Written in the mid 1950’s and before her Pulitzer prize winning, ‘To Kill A Mockingbird,’ Harper Lee’s highly anticipated sequel, ‘Go Set A Watchman’ is finally here!

Set two decades after ‘Mockingbird,’ Jean Louise Finch aka ‘Scout’ (now twenty-six years old) returns home from New York to visit her now rather frail father, Atticus. What would promise to be a happy homecoming for the much loved child narrator in ‘Mockingbird’ would instead become a bitter-sweet reunion for the now grown up Jean Louise as all that she thought she had known about her home, its people and her father are, to her dismay, shattered during a time of political uprisings and civil unrest. The deeper she delves into the lives of her family and of those she had been familiar with during her childhood is the more disturbing to her psyche as she grapples between the true values of her father and her own conscience.

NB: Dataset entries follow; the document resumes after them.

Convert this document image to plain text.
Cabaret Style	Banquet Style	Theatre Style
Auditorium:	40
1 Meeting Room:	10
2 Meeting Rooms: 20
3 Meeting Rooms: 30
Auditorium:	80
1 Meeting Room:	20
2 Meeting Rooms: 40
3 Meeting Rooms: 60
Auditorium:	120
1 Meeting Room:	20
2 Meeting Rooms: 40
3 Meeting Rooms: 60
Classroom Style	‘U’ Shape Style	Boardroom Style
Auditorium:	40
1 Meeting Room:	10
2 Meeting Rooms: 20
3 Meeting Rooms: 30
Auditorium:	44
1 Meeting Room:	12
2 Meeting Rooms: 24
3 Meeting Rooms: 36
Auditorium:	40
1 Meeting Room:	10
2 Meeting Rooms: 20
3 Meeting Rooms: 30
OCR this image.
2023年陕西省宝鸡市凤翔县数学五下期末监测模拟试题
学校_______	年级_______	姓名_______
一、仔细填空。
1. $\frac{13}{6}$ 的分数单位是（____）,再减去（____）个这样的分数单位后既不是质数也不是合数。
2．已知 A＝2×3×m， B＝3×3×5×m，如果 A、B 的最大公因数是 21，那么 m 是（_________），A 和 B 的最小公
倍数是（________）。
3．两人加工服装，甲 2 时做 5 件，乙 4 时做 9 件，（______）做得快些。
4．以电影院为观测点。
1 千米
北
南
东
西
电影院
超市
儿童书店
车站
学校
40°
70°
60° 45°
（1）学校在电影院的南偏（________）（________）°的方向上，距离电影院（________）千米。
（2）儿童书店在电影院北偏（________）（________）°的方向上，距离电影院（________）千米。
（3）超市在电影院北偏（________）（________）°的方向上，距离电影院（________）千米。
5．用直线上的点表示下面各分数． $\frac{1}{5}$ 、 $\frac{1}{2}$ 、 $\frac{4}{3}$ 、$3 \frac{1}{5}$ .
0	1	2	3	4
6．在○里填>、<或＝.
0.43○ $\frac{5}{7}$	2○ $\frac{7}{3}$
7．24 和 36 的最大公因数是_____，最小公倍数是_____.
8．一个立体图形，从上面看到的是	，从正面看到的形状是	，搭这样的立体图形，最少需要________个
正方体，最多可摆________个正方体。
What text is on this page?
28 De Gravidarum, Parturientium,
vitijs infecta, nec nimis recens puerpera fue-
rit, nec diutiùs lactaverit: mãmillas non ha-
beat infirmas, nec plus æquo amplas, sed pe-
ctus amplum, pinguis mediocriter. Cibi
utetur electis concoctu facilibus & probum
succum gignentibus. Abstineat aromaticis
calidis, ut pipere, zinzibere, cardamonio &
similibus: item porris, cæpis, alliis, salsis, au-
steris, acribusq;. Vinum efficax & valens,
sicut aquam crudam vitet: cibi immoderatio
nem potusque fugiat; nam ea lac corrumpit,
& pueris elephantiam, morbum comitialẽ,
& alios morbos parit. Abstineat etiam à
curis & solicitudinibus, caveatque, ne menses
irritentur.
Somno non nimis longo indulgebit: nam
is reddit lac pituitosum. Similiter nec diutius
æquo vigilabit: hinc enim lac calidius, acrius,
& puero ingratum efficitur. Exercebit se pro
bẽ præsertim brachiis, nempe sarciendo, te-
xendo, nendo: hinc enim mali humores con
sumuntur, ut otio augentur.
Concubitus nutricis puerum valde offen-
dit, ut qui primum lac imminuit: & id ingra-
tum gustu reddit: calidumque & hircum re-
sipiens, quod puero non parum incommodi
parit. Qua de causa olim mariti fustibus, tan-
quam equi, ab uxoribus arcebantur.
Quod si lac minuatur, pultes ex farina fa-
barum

During the release of ‘Watchman’ much attention had been given to what had been deemed as the controversial racial views upheld by the people of Maycomb, Alabama, including, rather surprisingly, Atticus, seen to be the beacon of hope and civil rights in ‘To Kill A Mockingbird.’ Upon closer inspection, what readers will find is a people fearful of change, sensing a lost of power and identity while through the lobbying of the NAACP (National Association for the Advancement of Coloured People), a people denied their civil rights and liberties are beginning to find their voice.

Harper Lee’s choice of book titles, often symbolic and biblical in nature, carry deeper meanings with poignant messages hidden within them. In this case, the ‘watchman’ being Jean Louise, who’s conscience is pricked between the views of her father and those of the coloured people whom she had always respected as a child.

As ever, Harper Lee treats the subjects of race and culture with the care and dignity they deserve while having readers empathise with the rather uncomfortable position Jean Louise finds herself in upon her discovery of certain truths not made known to her during her childhood.

‘Go Set A Watchman’ is a fantastic read which clearly demonstrates the issues of an era which in some ways are not too disimiliar to the American South of today.

A gripping read which will have readers talking about its themes and characters for many years to come.